Twenty-five percent of eyes had a ≥2-line loss from their baseline best corrected visual acuity (BCVA) after vitrectomy, reported J. Fernando Arevalo, MD, the Edmund F. and Virginia B. Ball Professor of Ophthalmology, Johns Hopkins University School of Medicine, Baltimore. He is also chairman, Department of Ophthalmology, Johns Hopkins Bayview Medical Center.
“Adjuvant use of bevacizumab in eyes undergoing vitrectomy for PDR has many advantages,” Dr. Arevalo explained. “By reducing the risk of intraoperative bleeding, it may facilitate the removal of fibrovascular membranes and provide better visibility that reduces the likelihood of creating an iatrogenic retinal break. In addition, chances of postoperative complications, such as rebleeding or fibrinoid syndrome, may be reduced.”
TRD may occur
Dr. Arevalo pointed out that TRD may also occur or progress after intravitreal bevacizumab in these cases, particularly in patients whose diabetes is uncontrolled and when there is a long interval between intravitreal bevacizumab injection and vitrectomy.
“Therefore, we recommend that surgeons should plan for timely vitrectomy in eyes at risk, within four days after the intravitreal injection, and particularly when progression of existing TRD might involve the central macular region,” he added.
In the earlier report on TRD following intravitreal bevacizumab in eyes with severe PDR, Dr. Arevalo, with colleagues in the Pan-American Collaborative Retina Study (PACORES) Group and investigators from centers in the United States, reported TRD developed or progressed in 11 eyes (patients) out of the 211 injections (5.2%).
The present study was conducted by members of the PACORES Group. The 25 patients who had development or worsening of TRD had a mean age of 39.5 years and just over half were men.
Lower dose prudent
All had undergone PRP at least 2 months before the bevacizumab injection. Eighteen of the 25 patients had type 1 diabetes mellitus. Mean HbA1c for the group was 9.2%.
The intravitreal dose of bevacizumab was 1.25 mg in all cases.
“It has been reported that diabetic eyes may be very sensitive to intravitreal bevacizumab [Avery R, et al. Ophthalmology. 2006;113(10):1695.e1-15],” Dr. Arevalo said. “Use of a lower dose may be prudent in eyes with pre-existing significant traction.”

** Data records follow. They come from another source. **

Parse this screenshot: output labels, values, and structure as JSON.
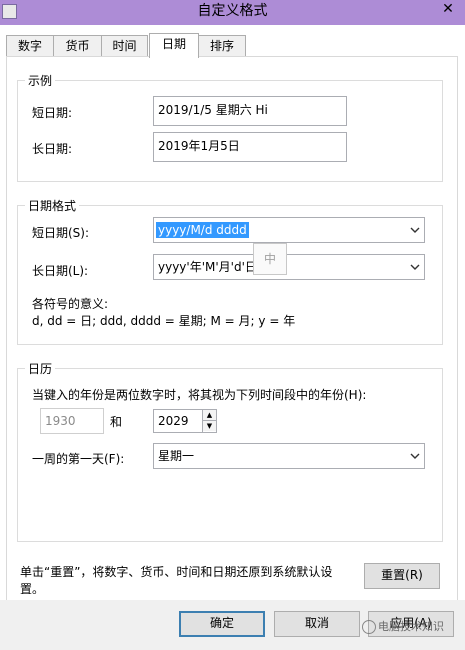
{
  "window": {
    "title": "自定义格式",
    "close_glyph": "✕"
  },
  "tabs": [
    {
      "label": "数字"
    },
    {
      "label": "货币"
    },
    {
      "label": "时间"
    },
    {
      "label": "日期"
    },
    {
      "label": "排序"
    }
  ],
  "example": {
    "title": "示例",
    "short_label": "短日期:",
    "short_value": "2019/1/5 星期六 Hi",
    "long_label": "长日期:",
    "long_value": "2019年1月5日"
  },
  "date_format": {
    "title": "日期格式",
    "short_label": "短日期(S):",
    "short_value": "yyyy/M/d dddd",
    "long_label": "长日期(L):",
    "long_value": "yyyy'年'M'月'd'日'",
    "meaning_title": "各符号的意义:",
    "meaning_text": "d, dd = 日;  ddd, dddd = 星期;  M = 月;  y = 年"
  },
  "ime_indicator": "中",
  "calendar": {
    "title": "日历",
    "two_digit_text": "当键入的年份是两位数字时，将其视为下列时间段中的年份(H):",
    "year_from": "1930",
    "and_label": "和",
    "year_to": "2029",
    "first_day_label": "一周的第一天(F):",
    "first_day_value": "星期一"
  },
  "reset": {
    "text_line1": "单击“重置”，将数字、货币、时间和日期还原到系统默认设",
    "text_line2": "置。",
    "button_label": "重置(R)"
  },
  "footer": {
    "ok_label": "确定",
    "cancel_label": "取消",
    "apply_label": "应用(A)"
  },
  "watermark": "电脑技术知识"
}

TRD onset or progression led to significant worsening of mean BCVA with a drop from LogMAR 0.8 (20/120) at baseline to 2.2 (count fingers). Final mean BCVA after vitrectomy was LogMAR 0.9 (20/160).
“Twenty eyes underwent vitrectomy, and all 20 gained 2 or more lines of BCVA after the surgery compared with BCVA after development or worsening of TRD,” Dr. Arevalo said. “Compared with their baseline before intravitreal bevacizumab, however, only 10 eyes (50%) had improved BCVA, whereas BCVA was stable in 5 (25%) eyes, and 5 (25%) lost 2 or more lines of vision.”
Causal link
Both the temporal association and biologic plausibility support a cause-and-effect relationship between intravitreal bevacizumab and the development or progression of TRD, Dr. Arevalo said.
“The short average time between the injection and the TRD event in our series suggests a cause-and-effect relationship,” Dr. Arevalo explained. “Although TRD development or progression could have happened by natural history, rapid involution of neovascularization in response to decreased VEGF levels following bevacizumab injection may accelerate fibrosis and posterior hyaloidal contraction.”
J. Fernando Arevalo, MD
This article is based on a presentation given by Dr. Arevalo at the 2017 Retina World Congress. He has no relevant financial interests to disclose.